Einsatzkräfte der Freiwilligen Feuerwehr Schweinfurt und der Werkfeuerwehr ZF Friedrichshaften AG beim Aufbau des Dekontaminationsbereichs im Areal des Schweinfurter Hauptbahnhofes. Foto: Samira Gräf, Stadt Schweinfurt

Schweinfurt – In der vergangenen Woche hatten die Schweinfurter Feuerwehr sowie die Wehren der umliegenden Gemeinden wieder die Möglichkeit, sich zum Thema Gefahrguteinsätze im Bahnbereich weiterzubilden. Dazu war der sogenannte Ausbildungszug Gefahrgut der DB Netz AG am Schweinfurter Hauptbahnhof stationiert. Der Zug bietet die Möglichkeit, alle gängigen Armaturen die zum Be- und Entladen von Eisenbahnkesselwaggons verwendet werden zu beüben. Ebenfalls verfügt er über mehrere künstliche Leckagen, um das Abdichten trainieren zu können. Neben den praktischen Übungsmöglichkeiten umfasst die Ausbildung auch eine theoretische Unterweisung zu den Besonderheiten bei Einsätzen im Gleisbereich.

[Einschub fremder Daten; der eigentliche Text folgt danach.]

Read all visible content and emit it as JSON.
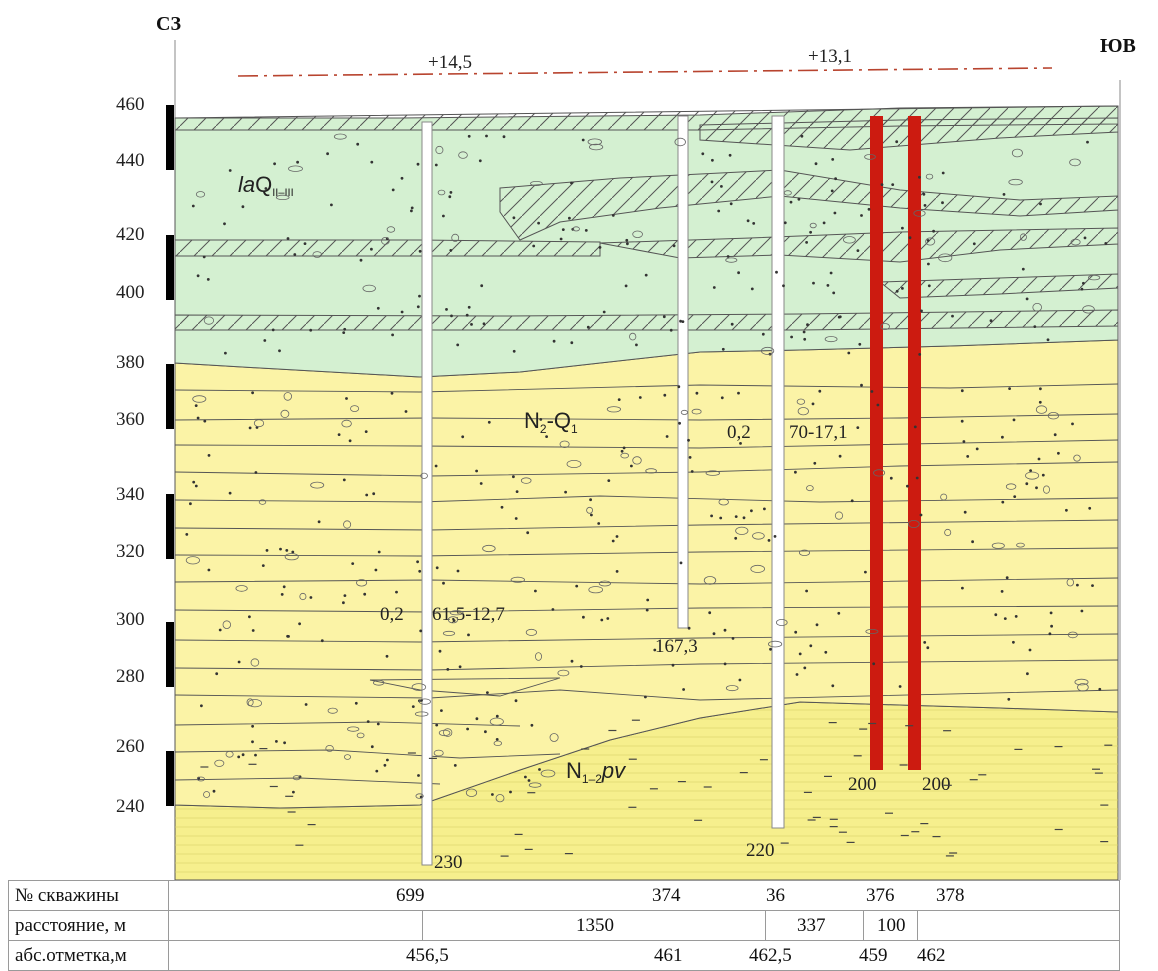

Höhepunkt der Ausbildungswoche war am Freitagnachmittag eine groß angelegte Einsatzübung. Als Szenario wurde angenommen, dass ein Güterzug im Hauptbahnhof entgleist ist und ein Waggon mit Schwefelsäure dabei beschädigt wurde. Gleichzeitig wurde durch den Unfall ein Personenwaggon aus den Gleisen geschoben und drohte umzufallen. Über die Notfallleitstelle der Bahn erreichte der Notruf die Integrierte Leitstelle Schweinfurt, die anfangs die Ständige Wache sowie das Technische Hilfswerk alarmierte. Nachdem der eingetroffene Rüstzug der Feuerwehr Schweinfurt die Lage erkundet und die Rettung des Lokführers abgeschlossen hatte, forderte man umfangreiche Kräfte nach um den Gefahrstoffaustritt eindämmen zu können.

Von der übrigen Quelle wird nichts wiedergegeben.